Not sure, I just seem to remember reading it somewhere.
Makes no sense, you download every web page and every resource it links to (images, css, javascript) every single time you clink any link. All those files are saved on your hard drive, it's been downloaded automatically for you. If you don't download it, the browser can't display it.
I would imagine the distinction lies in where it is stored, and whether there has been an intention to save it.
If you can get prosecuted just by having the material on your harddisk then it would be a problem for a lot of people - the article talks about sending out lots of spam with this stuff, which will be saved to our harddisk. Even if it goes in the spam folder and you never see it, it will still be on your harddrive.
It would be reasonable that there's a difference, otherwise more or less anyone could be indicted for child pornography.
But you can't just depend on where it's downloaded, you'd simply manually download everything to your cache folder just to be technically not breaking the law.
Obviously, I think people who like child porn are bad; however, I can't help but think all these attempts to prevent it is just pissing in the wind. You simply cannot filter information that people, however misguided, want to trade with each other. They will find a way around any system you attempt to put in place.

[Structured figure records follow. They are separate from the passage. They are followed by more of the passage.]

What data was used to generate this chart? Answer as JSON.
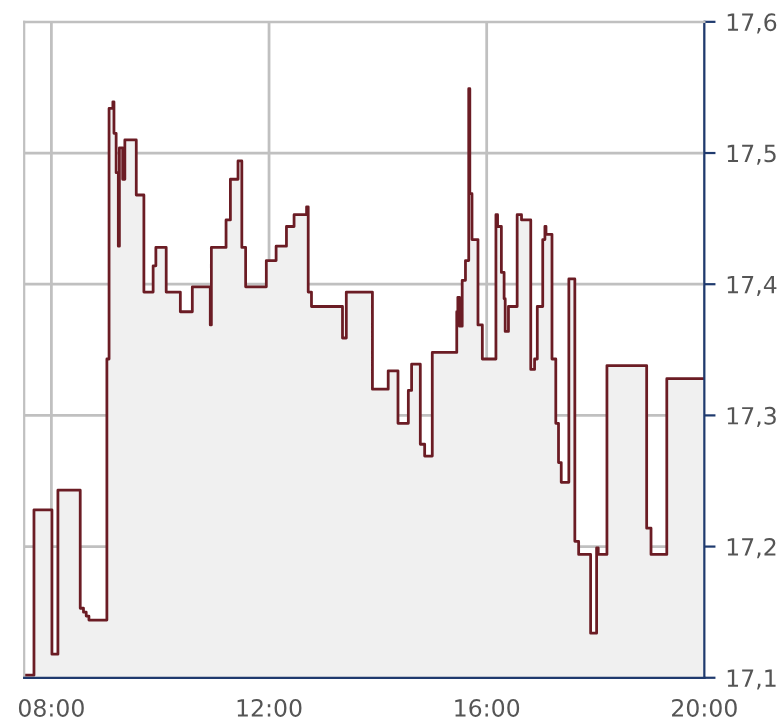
{
  "chart_data": {
    "type": "step",
    "x": [
      7.5,
      7.68,
      8.01,
      8.12,
      8.53,
      8.59,
      8.64,
      8.69,
      9.02,
      9.06,
      9.13,
      9.15,
      9.19,
      9.23,
      9.25,
      9.31,
      9.35,
      9.56,
      9.7,
      9.87,
      9.92,
      10.11,
      10.37,
      10.59,
      10.92,
      10.94,
      11.21,
      11.29,
      11.43,
      11.5,
      11.57,
      11.95,
      12.13,
      12.32,
      12.46,
      12.69,
      12.72,
      12.78,
      13.35,
      13.42,
      13.9,
      14.19,
      14.37,
      14.56,
      14.62,
      14.78,
      14.86,
      15.0,
      15.45,
      15.47,
      15.5,
      15.55,
      15.61,
      15.67,
      15.69,
      15.73,
      15.84,
      15.92,
      16.17,
      16.2,
      16.27,
      16.32,
      16.34,
      16.4,
      16.56,
      16.64,
      16.81,
      16.88,
      16.93,
      17.03,
      17.07,
      17.09,
      17.2,
      17.27,
      17.32,
      17.37,
      17.51,
      17.62,
      17.69,
      17.91,
      18.02,
      18.05,
      18.21,
      18.94,
      19.02,
      19.31,
      20.0
    ],
    "series": [
      {
        "type": "area",
        "color": "#f0f0f0",
        "values": [
          17.102,
          17.228,
          17.118,
          17.243,
          17.153,
          17.15,
          17.147,
          17.144,
          17.343,
          17.534,
          17.539,
          17.515,
          17.485,
          17.429,
          17.504,
          17.48,
          17.51,
          17.468,
          17.394,
          17.414,
          17.428,
          17.394,
          17.379,
          17.398,
          17.369,
          17.428,
          17.449,
          17.48,
          17.494,
          17.428,
          17.398,
          17.418,
          17.429,
          17.444,
          17.453,
          17.459,
          17.394,
          17.383,
          17.359,
          17.394,
          17.32,
          17.334,
          17.294,
          17.319,
          17.339,
          17.278,
          17.269,
          17.348,
          17.379,
          17.39,
          17.368,
          17.403,
          17.418,
          17.549,
          17.469,
          17.434,
          17.369,
          17.343,
          17.453,
          17.444,
          17.409,
          17.389,
          17.364,
          17.383,
          17.453,
          17.449,
          17.335,
          17.343,
          17.383,
          17.434,
          17.444,
          17.438,
          17.343,
          17.294,
          17.264,
          17.249,
          17.404,
          17.204,
          17.194,
          17.134,
          17.199,
          17.194,
          17.338,
          17.214,
          17.194,
          17.328,
          17.328
        ]
      },
      {
        "color": "#6b1c24",
        "values": [
          17.102,
          17.228,
          17.118,
          17.243,
          17.153,
          17.15,
          17.147,
          17.144,
          17.343,
          17.534,
          17.539,
          17.515,
          17.485,
          17.429,
          17.504,
          17.48,
          17.51,
          17.468,
          17.394,
          17.414,
          17.428,
          17.394,
          17.379,
          17.398,
          17.369,
          17.428,
          17.449,
          17.48,
          17.494,
          17.428,
          17.398,
          17.418,
          17.429,
          17.444,
          17.453,
          17.459,
          17.394,
          17.383,
          17.359,
          17.394,
          17.32,
          17.334,
          17.294,
          17.319,
          17.339,
          17.278,
          17.269,
          17.348,
          17.379,
          17.39,
          17.368,
          17.403,
          17.418,
          17.549,
          17.469,
          17.434,
          17.369,
          17.343,
          17.453,
          17.444,
          17.409,
          17.389,
          17.364,
          17.383,
          17.453,
          17.449,
          17.335,
          17.343,
          17.383,
          17.434,
          17.444,
          17.438,
          17.343,
          17.294,
          17.264,
          17.249,
          17.404,
          17.204,
          17.194,
          17.134,
          17.199,
          17.194,
          17.338,
          17.214,
          17.194,
          17.328,
          17.328
        ]
      }
    ],
    "xlim": [
      7.5,
      20
    ],
    "xticks": [
      {
        "value": 8,
        "label": "08:00"
      },
      {
        "value": 12,
        "label": "12:00"
      },
      {
        "value": 16,
        "label": "16:00"
      },
      {
        "value": 20,
        "label": "20:00"
      }
    ],
    "ylim": [
      17.1,
      17.6
    ],
    "yticks": [
      {
        "value": 17.1,
        "label": "17,1"
      },
      {
        "value": 17.2,
        "label": "17,2"
      },
      {
        "value": 17.3,
        "label": "17,3"
      },
      {
        "value": 17.4,
        "label": "17,4"
      },
      {
        "value": 17.5,
        "label": "17,5"
      },
      {
        "value": 17.6,
        "label": "17,6"
      }
    ],
    "grid": true,
    "legend": false
  }
}
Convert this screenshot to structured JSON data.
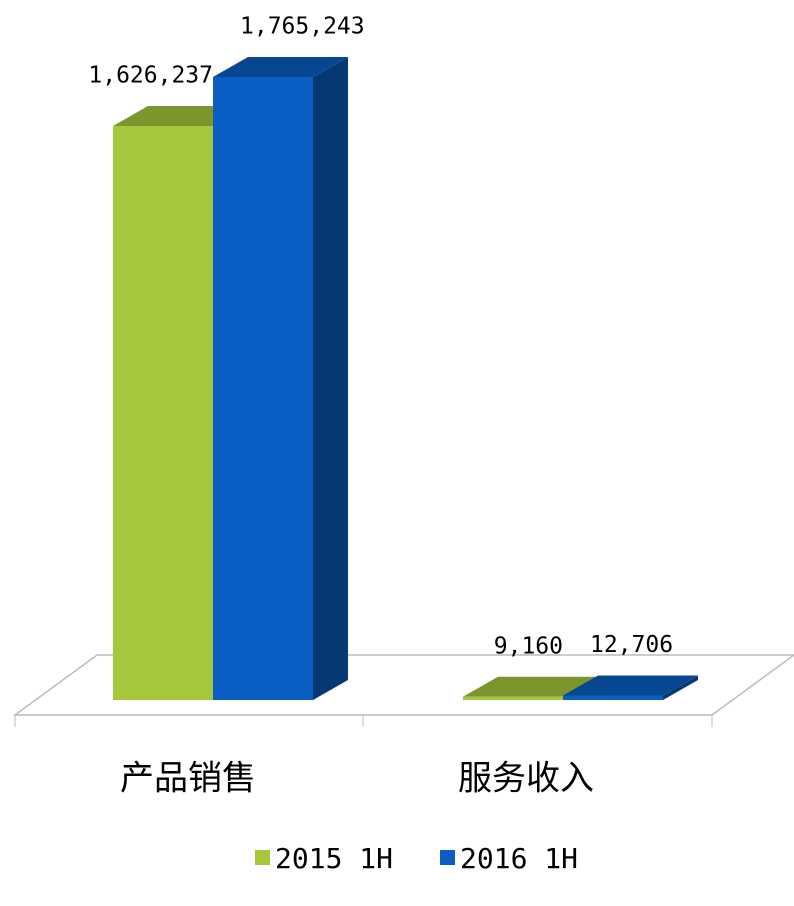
{
  "chart_data": {
    "type": "bar3d",
    "categories": [
      "产品销售",
      "服务收入"
    ],
    "series": [
      {
        "name": "2015 1H",
        "color": "#a5c73b",
        "values": [
          1626237,
          9160
        ],
        "value_labels": [
          "1,626,237",
          "9,160"
        ]
      },
      {
        "name": "2016 1H",
        "color": "#0a5dc2",
        "values": [
          1765243,
          12706
        ],
        "value_labels": [
          "1,765,243",
          "12,706"
        ]
      }
    ]
  }
}
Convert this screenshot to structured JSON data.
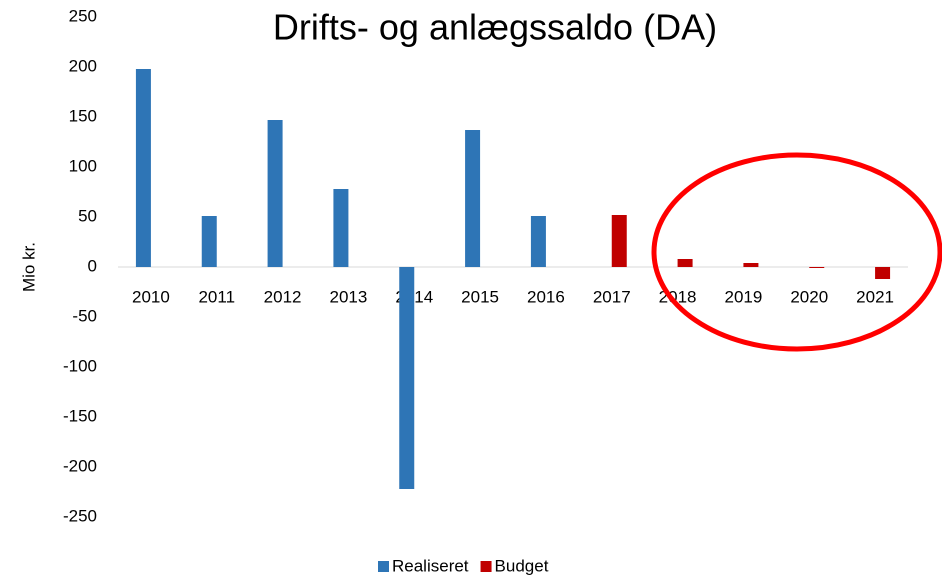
{
  "chart_data": {
    "type": "bar",
    "title": "Drifts- og anlægssaldo (DA)",
    "ylabel": "Mio kr.",
    "categories": [
      "2010",
      "2011",
      "2012",
      "2013",
      "2014",
      "2015",
      "2016",
      "2017",
      "2018",
      "2019",
      "2020",
      "2021"
    ],
    "series": [
      {
        "name": "Realiseret",
        "color": "#2e75b6",
        "values": [
          198,
          51,
          147,
          78,
          -222,
          137,
          51,
          null,
          null,
          null,
          null,
          null
        ]
      },
      {
        "name": "Budget",
        "color": "#c00000",
        "values": [
          null,
          null,
          null,
          null,
          null,
          null,
          null,
          52,
          8,
          4,
          -1,
          -12
        ]
      }
    ],
    "ylim": [
      -250,
      250
    ],
    "yticks": [
      -250,
      -200,
      -150,
      -100,
      -50,
      0,
      50,
      100,
      150,
      200,
      250
    ],
    "grid": false,
    "legend": "bottom"
  }
}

Haven't everyone figured this out yet by watching all the failed attempts at killing mp3 sharing? Information wants to be free. You just can't stop people from communicating.
Computers store huge amounts of information if you know just how to extract it :) doing the above suggestion would leave traces for us to find (this is not a 10 minuts job; your looking at days of work per HDD).
Although that sounds correct, I suspect it's difficult to argue the distinction between an image download and an image cached by the browser to people who are extremely untechnical.
Not sure, I just seem to remember reading it somewhere.